No dejaba de hablar.

Tras cinco minutos de insufrible charla lo único que consiguió fue que le mandara a la planta de observación donde había estado el día antes. Curiosamente en la funesta tercera planta desde la que calló el director del hospital. Allí encontró la habitación cerrada a cal y canto, y a las enfermeras que le dijeron que no sabían nada del chico. Buscando en los archivos y las fichas  hallaron una nota de una compañera del turno de mañana que decía que el paciente sin identificar había salido por su propio pié durante el altercado. Y hurgando un poco más en la historia corroboraron que estaba en la misma habitación del viejo desequilibrado que agredió al director.

Parecía que allí nadie hilaba una cosa con otra, pero si el chico había salido corriendo del hospital después de que el administrador fuera lanzado a través de una ventana de su habitación… sólo había que sumar dos más dos.

¿Por qué la policía no había deducido que aquel adolescente era el verdadero culpable? ¿Por qué culpar al viejo?

¿Y el viejo qué tenía que decir?

- Nada. Está muerto. – dijo la joven recepcionista – Supongo que tuvo un ataque de escrúpulos.

Se creía muy lista.

Así que Carlos tenía un hospital sospechosamente corrupto, el asesinato de un director por un chico que huye y el único testigo o supuesto culpable muerto. Aquello era un laberinto sin salida.

¿Qué motivo tendría aquel muchacho para empujar al médico por la ventana?

Le daban ganas de tirarse de los pelos por no haberle mirado la espalda el día anterior.

- Así, que Buer ha salido en las noticias.

- ¿Quién? – preguntó Carlos como quien sale de una ensoñación al terminar su relato.

- El director del hospital – aclaró Elena –. Un tiburón empresarial jugando con la sanidad pública.

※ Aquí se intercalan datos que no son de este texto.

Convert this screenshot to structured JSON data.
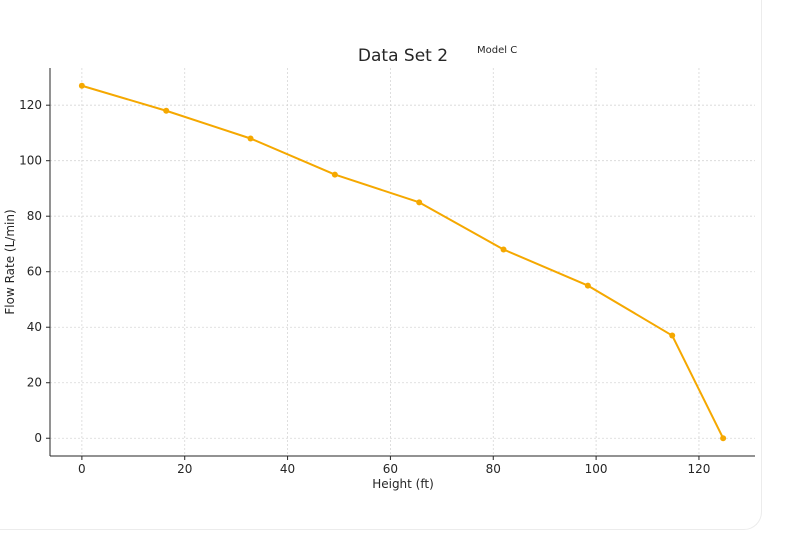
{
  "chart_data": {
    "type": "line",
    "title": "Data Set 2",
    "xlabel": "Height (ft)",
    "ylabel": "Flow Rate (L/min)",
    "x": [
      0,
      16.4,
      32.8,
      49.2,
      65.6,
      82,
      98.4,
      114.8,
      124.7
    ],
    "series": [
      {
        "name": "Model C",
        "values": [
          127,
          118,
          108,
          95,
          85,
          68,
          55,
          37,
          0
        ],
        "color": "#f5a800"
      }
    ],
    "xticks": [
      0,
      20,
      40,
      60,
      80,
      100,
      120
    ],
    "yticks": [
      0,
      20,
      40,
      60,
      80,
      100,
      120
    ],
    "xlim": [
      -6.2,
      130.9
    ],
    "ylim": [
      -6.4,
      133.4
    ],
    "grid": true,
    "legend": "top-right"
  }
}
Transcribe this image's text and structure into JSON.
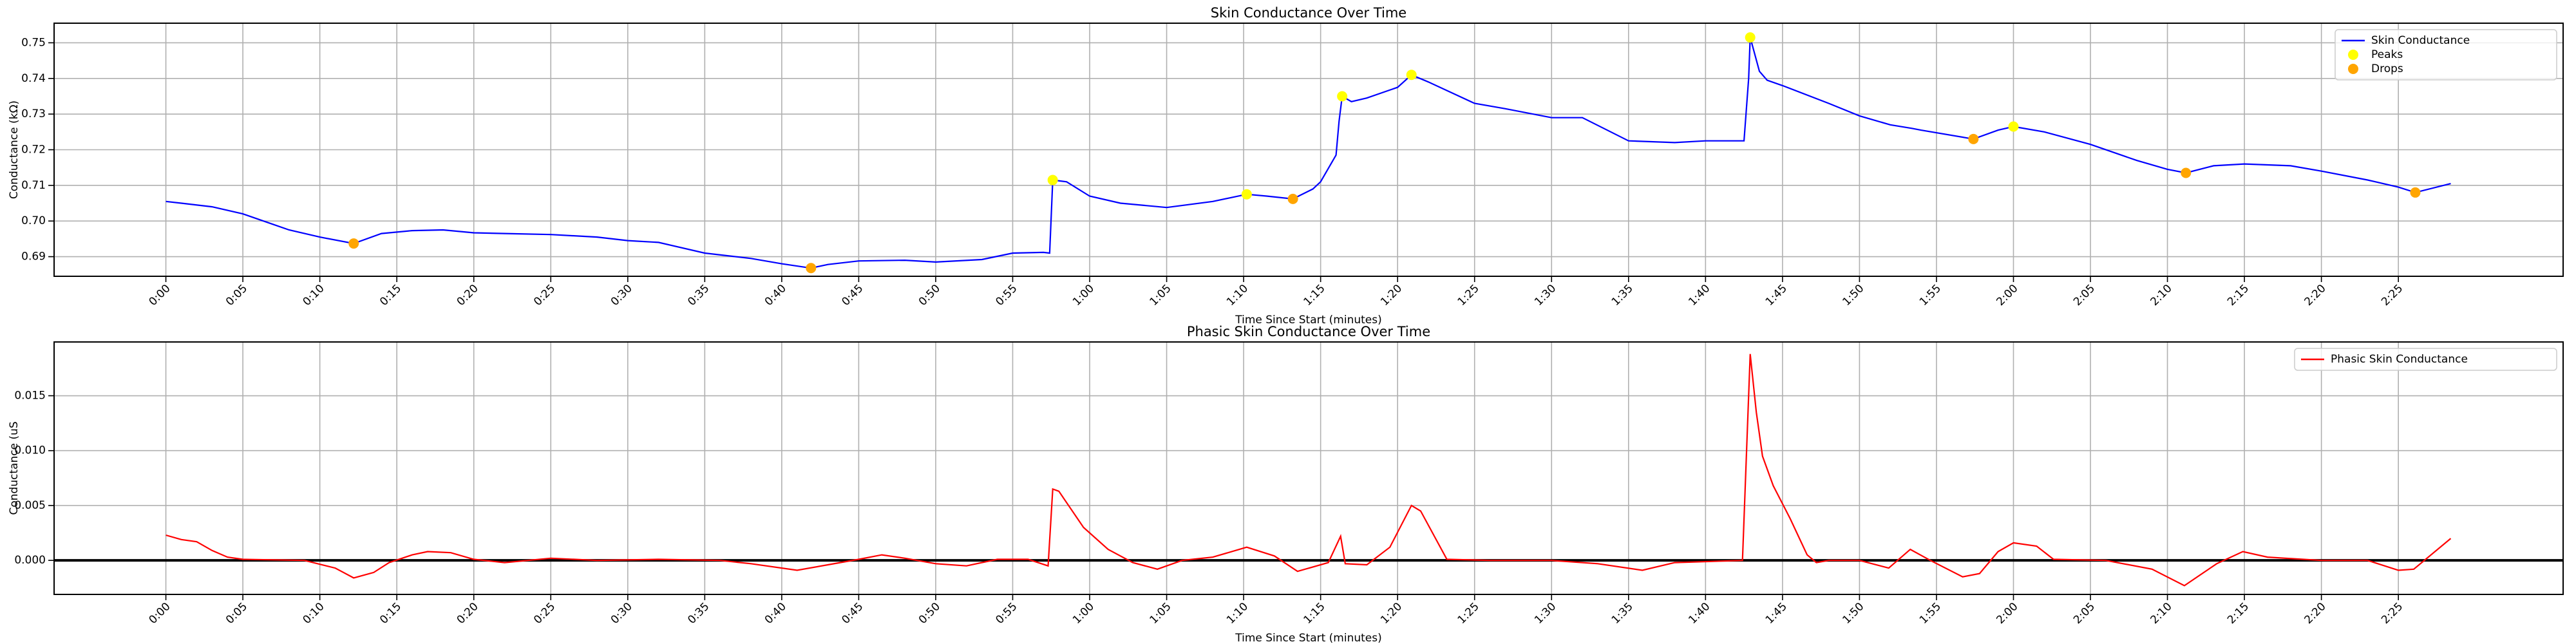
{
  "chart_data": [
    {
      "type": "line",
      "title": "Skin Conductance Over Time",
      "xlabel": "Time Since Start (minutes)",
      "ylabel": "Conductance (kΩ)",
      "xlim": [
        -7.26,
        155.7
      ],
      "ylim": [
        0.6845,
        0.7555
      ],
      "grid": true,
      "legend": "upper right",
      "xticks": [
        {
          "value": 0,
          "label": "0:00"
        },
        {
          "value": 5,
          "label": "0:05"
        },
        {
          "value": 10,
          "label": "0:10"
        },
        {
          "value": 15,
          "label": "0:15"
        },
        {
          "value": 20,
          "label": "0:20"
        },
        {
          "value": 25,
          "label": "0:25"
        },
        {
          "value": 30,
          "label": "0:30"
        },
        {
          "value": 35,
          "label": "0:35"
        },
        {
          "value": 40,
          "label": "0:40"
        },
        {
          "value": 45,
          "label": "0:45"
        },
        {
          "value": 50,
          "label": "0:50"
        },
        {
          "value": 55,
          "label": "0:55"
        },
        {
          "value": 60,
          "label": "1:00"
        },
        {
          "value": 65,
          "label": "1:05"
        },
        {
          "value": 70,
          "label": "1:10"
        },
        {
          "value": 75,
          "label": "1:15"
        },
        {
          "value": 80,
          "label": "1:20"
        },
        {
          "value": 85,
          "label": "1:25"
        },
        {
          "value": 90,
          "label": "1:30"
        },
        {
          "value": 95,
          "label": "1:35"
        },
        {
          "value": 100,
          "label": "1:40"
        },
        {
          "value": 105,
          "label": "1:45"
        },
        {
          "value": 110,
          "label": "1:50"
        },
        {
          "value": 115,
          "label": "1:55"
        },
        {
          "value": 120,
          "label": "2:00"
        },
        {
          "value": 125,
          "label": "2:05"
        },
        {
          "value": 130,
          "label": "2:10"
        },
        {
          "value": 135,
          "label": "2:15"
        },
        {
          "value": 140,
          "label": "2:20"
        },
        {
          "value": 145,
          "label": "2:25"
        }
      ],
      "yticks": [
        0.69,
        {
          "value": 0.7,
          "label": "0.70"
        },
        0.71,
        0.72,
        0.73,
        0.74,
        0.75
      ],
      "series": [
        {
          "name": "Skin Conductance",
          "style": "line",
          "color": "#0000ff",
          "x": [
            0,
            1,
            3,
            5,
            7,
            8,
            10,
            12.2,
            14,
            16,
            18,
            20,
            22,
            25,
            28,
            30,
            32,
            35,
            38,
            40,
            41.9,
            43,
            45,
            48,
            50,
            53,
            55,
            57,
            57.4,
            57.6,
            58.5,
            60,
            62,
            65,
            68,
            70.2,
            71.5,
            73.2,
            74.5,
            75,
            76,
            76.2,
            76.4,
            77,
            78,
            80,
            80.9,
            82,
            85,
            87,
            90,
            92,
            95,
            98,
            100,
            102.5,
            102.8,
            102.9,
            103.5,
            104,
            105,
            108,
            110,
            112,
            113.4,
            114,
            117.4,
            119,
            120,
            122,
            125,
            128,
            130,
            131.2,
            133,
            135,
            138,
            140,
            143,
            145,
            146.1,
            148.4
          ],
          "values": [
            0.7055,
            0.705,
            0.704,
            0.702,
            0.699,
            0.6975,
            0.6955,
            0.6937,
            0.6965,
            0.6973,
            0.6975,
            0.6967,
            0.6965,
            0.6962,
            0.6955,
            0.6945,
            0.694,
            0.691,
            0.6895,
            0.688,
            0.6868,
            0.6878,
            0.6888,
            0.689,
            0.6885,
            0.6892,
            0.691,
            0.6912,
            0.691,
            0.7115,
            0.711,
            0.707,
            0.705,
            0.7038,
            0.7055,
            0.7075,
            0.707,
            0.7062,
            0.709,
            0.711,
            0.7185,
            0.728,
            0.735,
            0.7335,
            0.7345,
            0.7375,
            0.741,
            0.739,
            0.733,
            0.7315,
            0.729,
            0.729,
            0.7225,
            0.722,
            0.7225,
            0.7225,
            0.74,
            0.7515,
            0.742,
            0.7395,
            0.738,
            0.733,
            0.7295,
            0.727,
            0.726,
            0.7255,
            0.723,
            0.7255,
            0.7265,
            0.725,
            0.7215,
            0.717,
            0.7145,
            0.7135,
            0.7155,
            0.716,
            0.7155,
            0.714,
            0.7115,
            0.7095,
            0.708,
            0.7105
          ]
        },
        {
          "name": "Peaks",
          "style": "scatter",
          "color": "#ffff00",
          "x": [
            57.6,
            70.2,
            76.4,
            80.9,
            102.9,
            120.0
          ],
          "values": [
            0.7115,
            0.7075,
            0.735,
            0.741,
            0.7515,
            0.7265
          ]
        },
        {
          "name": "Drops",
          "style": "scatter",
          "color": "#ffa500",
          "x": [
            12.2,
            41.9,
            73.2,
            117.4,
            131.2,
            146.1
          ],
          "values": [
            0.6937,
            0.6868,
            0.7062,
            0.723,
            0.7135,
            0.708
          ]
        }
      ]
    },
    {
      "type": "line",
      "title": "Phasic Skin Conductance Over Time",
      "xlabel": "Time Since Start (minutes)",
      "ylabel": "Conductance (uS",
      "xlim": [
        -7.26,
        155.7
      ],
      "ylim": [
        -0.0031,
        0.0199
      ],
      "grid": true,
      "legend": "upper right",
      "hline": {
        "value": 0,
        "color": "#000000"
      },
      "xticks": [
        {
          "value": 0,
          "label": "0:00"
        },
        {
          "value": 5,
          "label": "0:05"
        },
        {
          "value": 10,
          "label": "0:10"
        },
        {
          "value": 15,
          "label": "0:15"
        },
        {
          "value": 20,
          "label": "0:20"
        },
        {
          "value": 25,
          "label": "0:25"
        },
        {
          "value": 30,
          "label": "0:30"
        },
        {
          "value": 35,
          "label": "0:35"
        },
        {
          "value": 40,
          "label": "0:40"
        },
        {
          "value": 45,
          "label": "0:45"
        },
        {
          "value": 50,
          "label": "0:50"
        },
        {
          "value": 55,
          "label": "0:55"
        },
        {
          "value": 60,
          "label": "1:00"
        },
        {
          "value": 65,
          "label": "1:05"
        },
        {
          "value": 70,
          "label": "1:10"
        },
        {
          "value": 75,
          "label": "1:15"
        },
        {
          "value": 80,
          "label": "1:20"
        },
        {
          "value": 85,
          "label": "1:25"
        },
        {
          "value": 90,
          "label": "1:30"
        },
        {
          "value": 95,
          "label": "1:35"
        },
        {
          "value": 100,
          "label": "1:40"
        },
        {
          "value": 105,
          "label": "1:45"
        },
        {
          "value": 110,
          "label": "1:50"
        },
        {
          "value": 115,
          "label": "1:55"
        },
        {
          "value": 120,
          "label": "2:00"
        },
        {
          "value": 125,
          "label": "2:05"
        },
        {
          "value": 130,
          "label": "2:10"
        },
        {
          "value": 135,
          "label": "2:15"
        },
        {
          "value": 140,
          "label": "2:20"
        },
        {
          "value": 145,
          "label": "2:25"
        }
      ],
      "yticks": [
        {
          "value": 0,
          "label": "0.000"
        },
        {
          "value": 0.005,
          "label": "0.005"
        },
        {
          "value": 0.01,
          "label": "0.010"
        },
        {
          "value": 0.015,
          "label": "0.015"
        }
      ],
      "series": [
        {
          "name": "Phasic Skin Conductance",
          "style": "line",
          "color": "#ff0000",
          "x": [
            0,
            1,
            2,
            3,
            4,
            5,
            9,
            11,
            12.2,
            13.5,
            14.5,
            16,
            17,
            18.5,
            20,
            22,
            25,
            28,
            32,
            36,
            38,
            41,
            43,
            45,
            46.5,
            48,
            50,
            52,
            54,
            56,
            57.3,
            57.6,
            58,
            59.6,
            61.2,
            62.8,
            64.4,
            66,
            68,
            70.2,
            72,
            73.5,
            75.5,
            76.3,
            76.6,
            78,
            79.5,
            80.9,
            81.5,
            83.2,
            86,
            90,
            93,
            95.9,
            98,
            102.4,
            102.9,
            103.3,
            103.7,
            104.4,
            105.5,
            106.6,
            107.2,
            108,
            110,
            111.9,
            113.3,
            114.6,
            116.7,
            117.8,
            119,
            120,
            121.5,
            122.6,
            126,
            129,
            131.1,
            133.2,
            134.9,
            136.5,
            140,
            143,
            145,
            146,
            148.4
          ],
          "values": [
            0.0023,
            0.0019,
            0.0017,
            0.0009,
            0.0003,
            0.0001,
            0,
            -0.0007,
            -0.0016,
            -0.0011,
            -0.0002,
            0.0005,
            0.0008,
            0.0007,
            0.0001,
            -0.0002,
            0.0002,
            0,
            0.0001,
            0,
            -0.0003,
            -0.0009,
            -0.0004,
            0.0001,
            0.0005,
            0.0002,
            -0.0003,
            -0.0005,
            0.0001,
            0.0001,
            -0.0005,
            0.0065,
            0.0063,
            0.003,
            0.001,
            -0.0002,
            -0.0008,
            0,
            0.0003,
            0.0012,
            0.0004,
            -0.001,
            -0.0002,
            0.0022,
            -0.0003,
            -0.0004,
            0.0012,
            0.005,
            0.0045,
            0.0001,
            0,
            0,
            -0.0003,
            -0.0009,
            -0.0002,
            0,
            0.0188,
            0.0135,
            0.0095,
            0.0068,
            0.0038,
            0.0005,
            -0.0002,
            0,
            0,
            -0.0007,
            0.001,
            0,
            -0.0015,
            -0.0012,
            0.0008,
            0.0016,
            0.0013,
            0.0001,
            0,
            -0.0008,
            -0.0023,
            -0.0003,
            0.0008,
            0.0003,
            0,
            0,
            -0.0009,
            -0.0008,
            0.002
          ]
        }
      ]
    }
  ]
}
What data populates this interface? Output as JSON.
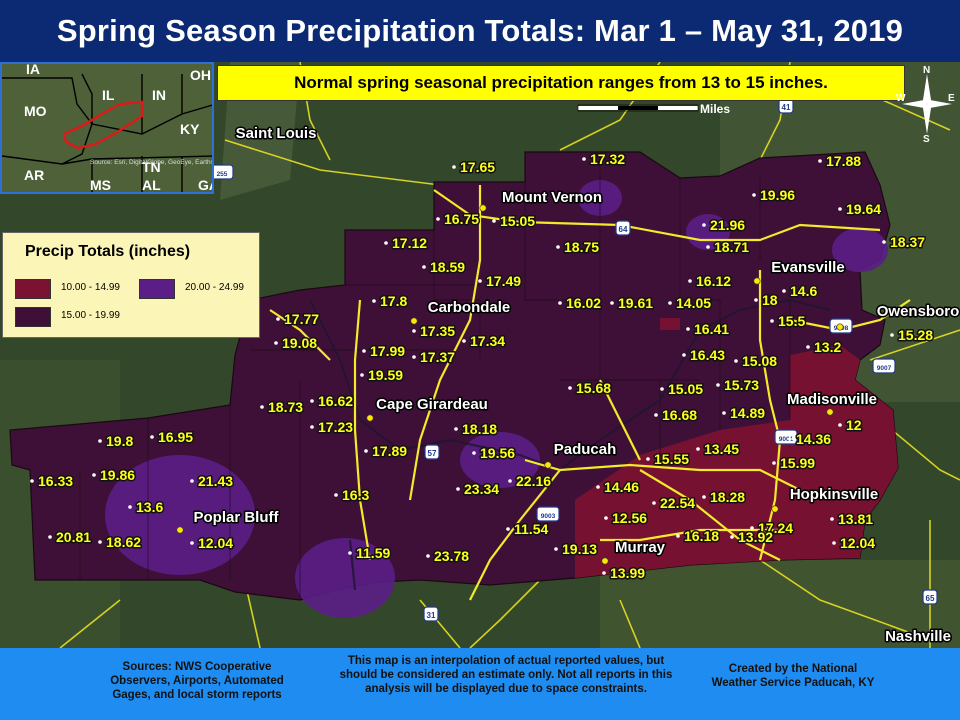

Le investigué hace años por lo que le pasó a Eduardo. Si realmente es culpable de torturar a niños se merece lo que le pasó esta mañana.

- Ya, bueno. Esta tarde cuando he vuelto a comisaria le he contado las sospechas a mi jefe. Dice que toma nota, lo cual en su lengua quiere decir que no hará nada por muy raro que parezca todo – suspiró hondo -. Supongo que meterse con un órgano público es complicarse la vida.

- La policía es un órgano público Carlos y la misión de todos esos organismos es dar servicio al pueblo y protegerlo.

- Esa es la teoría, pero en la práctica la cosa cambia.

- No debería ser así. – murmuró alicaída.

- Por favor Elena baja ya de tu nube ¿quieres? A estas alturas nadie se cree que la estructura social sea un negocio limpio. En las administraciones quien más y quien menos se llena los bolsillos a costa de otros.

- ¡Niños Carlos! ¡Estamos hablando de niños! — increpó alterada pero sin alzar la voz.

- ¿Y qué? ¡No hace falta que te diga que hay gente perturbada y sin escrúpulos! Tú que trabajas con desequilibrados o con sus hijos deberías saberlo mejor que nadie.

Carlos se levantó y empezó a pasear de un lado a otro, poniéndose el pijama con ira como si le doliera pronunciar sus propias palabras.

“Al final todos quieren que el mundo sea tal y como dice Elena, justicia abanderada bien alto, libertad que no se pide sino que se siente.” Pensaba con tristeza, “pero la verdad es bien distinta. La verdad es que la humanidad está podrida. La verdad se nos lleva a todos por el camino de la amargura.”

- Siempre hay opción de ser buena persona, Carlos. Siempre.